Como en el mito de la Caja de Pandora, cuya apertura liberó todos los males del mundo, la expropiación de YPF en 2012 sigue generando consecuencias complejas para la Argentina. La más reciente es la orden de la jueza neoyorquina Loretta Preska, que exige al Estado argentino depositar como garantía el 51% de las acciones de la petrolera en un banco de Nueva York, en el marco del juicio que Burford Capital —un fondo especializado en litigios— ganó por USD 16.000 millones.

Ese fallo, junto con nuevas demandas de fondos que reclaman el cobro de bonos soberanos impagos, reavivó un debate clave: ¿era imprescindible aquella expropiación para el desarrollo de Vaca Muerta?
La decisión fue impulsada por el entonces viceministro de Economía, Axel Kicillof, aprobada por el Congreso con amplia mayoría y ejecutada por el gobierno de Cristina Fernández de Kirchner. Sin embargo, desde un primer momento el Instituto Argentino de Energía General Mosconi alertó que se trataba de una medida sin sustento técnico, propia de una confiscación y que derivaría en alta litigiosidad.
Hoy, a más de 13 años, el ex presidente de YPF Pablo González sostiene que sin aquella medida no se hubiera logrado el actual desarrollo de Vaca Muerta, la formación no convencional que ya representa más de la mitad del petróleo y gas producidos en el país y se proyecta como motor exportador hacia 2030. González advirtió también que cualquier intento de tomar control sobre las acciones de YPF debe pasar por las provincias productoras, titulares originarias de los recursos naturales.
Pero la afirmación de que sin expropiación no habría desarrollo divide aguas. Un abogado especialista en energía, que pidió reserva de identidad, cuestionó: “Es una afirmación contrafáctica e insostenible. El carácter estatal de YPF no explica el desarrollo, que se dio por inversión, tecnología y disponibilidad de capital. Lo que hizo viable Loma Campana fue el acuerdo con Chevron. Cualquier accionista con recursos podría haber hecho lo mismo”.

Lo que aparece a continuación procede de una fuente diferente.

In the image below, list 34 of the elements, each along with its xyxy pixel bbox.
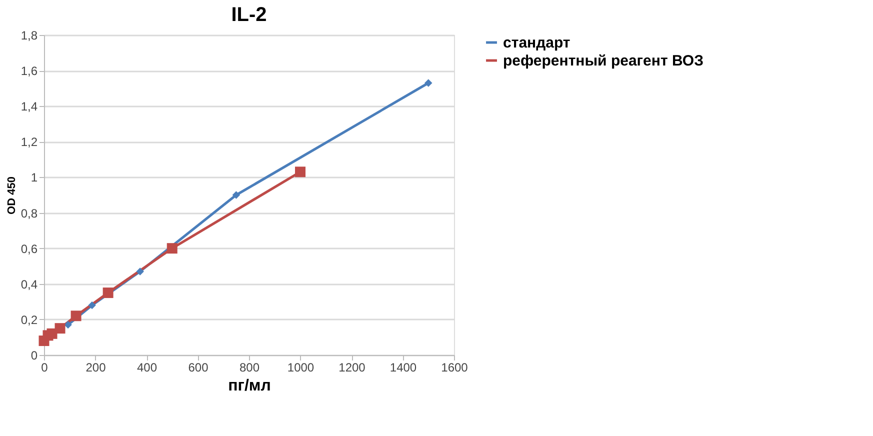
x-tick-label: 1000 xyxy=(287,360,314,374)
x-tick-label: 1400 xyxy=(390,360,417,374)
legend-label: стандарт xyxy=(503,34,570,52)
legend-label: референтный реагент ВОЗ xyxy=(503,52,704,70)
y-tick-label: 1,8 xyxy=(20,28,38,42)
x-tick-label: 200 xyxy=(86,360,106,374)
point xyxy=(295,166,306,178)
x-tick-label: 600 xyxy=(188,360,209,374)
point xyxy=(70,310,82,322)
x-tick-label: 400 xyxy=(136,360,158,374)
x-tick-label: 1200 xyxy=(338,360,366,374)
y-tick-label: 1,4 xyxy=(20,100,38,114)
point xyxy=(102,288,114,298)
y-tick-label: 1,2 xyxy=(20,135,38,150)
y-tick-label: 1 xyxy=(30,170,38,185)
x-axis-title: пг/мл xyxy=(228,378,271,394)
point xyxy=(54,323,66,334)
point xyxy=(424,79,432,87)
y-tick-label: 0 xyxy=(30,348,38,362)
chart-title: IL-2 xyxy=(231,4,267,26)
y-tick-label: 0,4 xyxy=(20,277,38,292)
y-tick-label: 0,2 xyxy=(20,312,38,327)
y-tick-label: 0,6 xyxy=(20,242,38,256)
point xyxy=(232,191,240,199)
x-tick-label: 0 xyxy=(41,360,48,374)
point xyxy=(136,268,144,276)
y-axis-title: OD 450 xyxy=(6,176,18,214)
point xyxy=(64,320,72,329)
point xyxy=(166,243,178,254)
point xyxy=(88,301,96,310)
x-tick-label: 1600 xyxy=(441,360,468,374)
y-tick-label: 0,8 xyxy=(20,206,38,220)
x-tick-label: 800 xyxy=(239,360,260,374)
y-tick-label: 1,6 xyxy=(20,64,38,78)
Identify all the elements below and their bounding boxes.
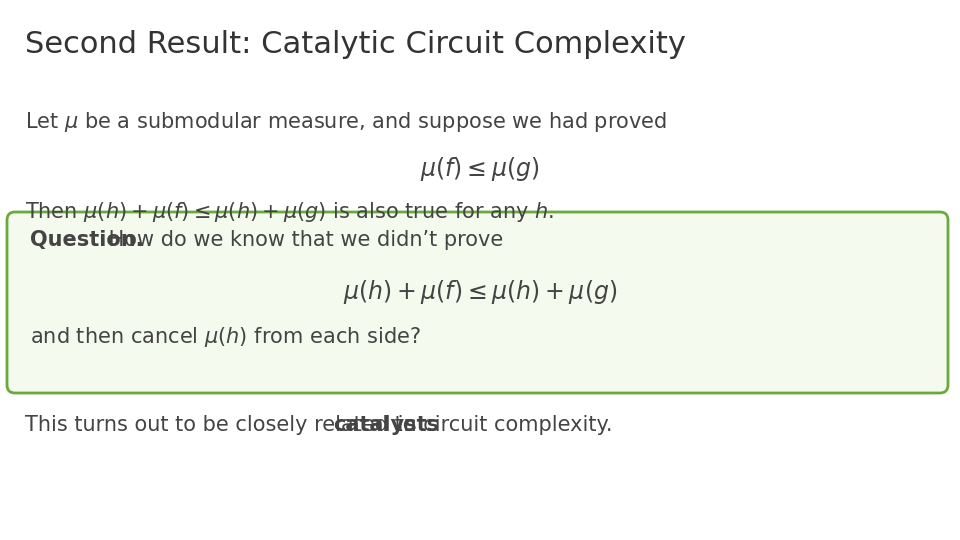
Text: and then cancel $\mu(h)$ from each side?: and then cancel $\mu(h)$ from each side? [30, 325, 420, 349]
Text: Let $\mu$ be a submodular measure, and suppose we had proved: Let $\mu$ be a submodular measure, and s… [25, 110, 667, 134]
Text: Question.: Question. [30, 230, 143, 250]
Text: $\mu(f) \leq \mu(g)$: $\mu(f) \leq \mu(g)$ [420, 155, 540, 183]
Text: $\mu(h) + \mu(f) \leq \mu(h) + \mu(g)$: $\mu(h) + \mu(f) \leq \mu(h) + \mu(g)$ [343, 278, 617, 306]
Text: This turns out to be closely related to: This turns out to be closely related to [25, 415, 422, 435]
Text: in circuit complexity.: in circuit complexity. [391, 415, 612, 435]
Text: Question. How do we know that we didn’t prove: Question. How do we know that we didn’t … [30, 230, 531, 250]
Text: Second Result: Catalytic Circuit Complexity: Second Result: Catalytic Circuit Complex… [25, 30, 685, 59]
Text: Then $\mu(h) + \mu(f) \leq \mu(h) + \mu(g)$ is also true for any $h$.: Then $\mu(h) + \mu(f) \leq \mu(h) + \mu(… [25, 200, 554, 224]
Text: catalysts: catalysts [333, 415, 439, 435]
FancyBboxPatch shape [7, 212, 948, 393]
Text: How do we know that we didn’t prove: How do we know that we didn’t prove [102, 230, 503, 250]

Ese convenio con Chevron, firmado en 2013, fue la clave que permitió avanzar con la explotación masiva. Aun así, otros especialistas que participaron en aquella negociación conceden que la salida de Repsol —con quien el Estado acordó un resarcimiento de USD 5.000 millones en 2014— facilitó la asociación con multinacionales como Chevron, Petronas o Dow.
En contraposición, el desarrollo de shale en Estados Unidos —el único comparable en el mundo— ocurrió exclusivamente con empresas privadas. “No encontrará ni una pública”, señaló con énfasis un jurista del sector.
La historia de YPF incluye pasos previos también polémicos, como la “argentinización” de 2008, cuando el Grupo Petersen compró el 25% de la empresa con un esquema de dividendos que sirvió tanto para repagar el crédito como para que Repsol girara ganancias al exterior. Esa maniobra le permitió al CEO de Repsol, Antonio Brufau, ser premiado como el mejor empresario de España.
Para muchos expertos, el cepo cambiario y los precios controlados del kirchnerismo desincentivaban la producción petrolera. “Nadie quería invertir en Argentina. Solo después del acuerdo con Chevron y del pago a Repsol cambió el escenario”, recordó el petrofísico Juan Carlos Glorioso.
Fue recién a partir de 2013, bajo la conducción de Miguel Galuccio —ex Schlumberger—, cuando YPF empezó a implementar en Vaca Muerta perforaciones horizontales y fractura hidráulica en escala, apalancadas por deuda externa. Si bien el modelo permitió un salto productivo, también disparó el endeudamiento de la compañía.
Hoy, con Vaca Muerta consolidada como la segunda reserva mundial de gas no convencional y la cuarta de petróleo no convencional, el debate persiste: ¿fue la expropiación el puntapié necesario o solo una jugada política costosa?
Mientras se apela la sentencia de Preska, la política energética argentina vuelve a estar bajo la lupa, atrapada entre decisiones del pasado, desafíos judiciales del presente y el potencial estratégico del subsuelo patagónico.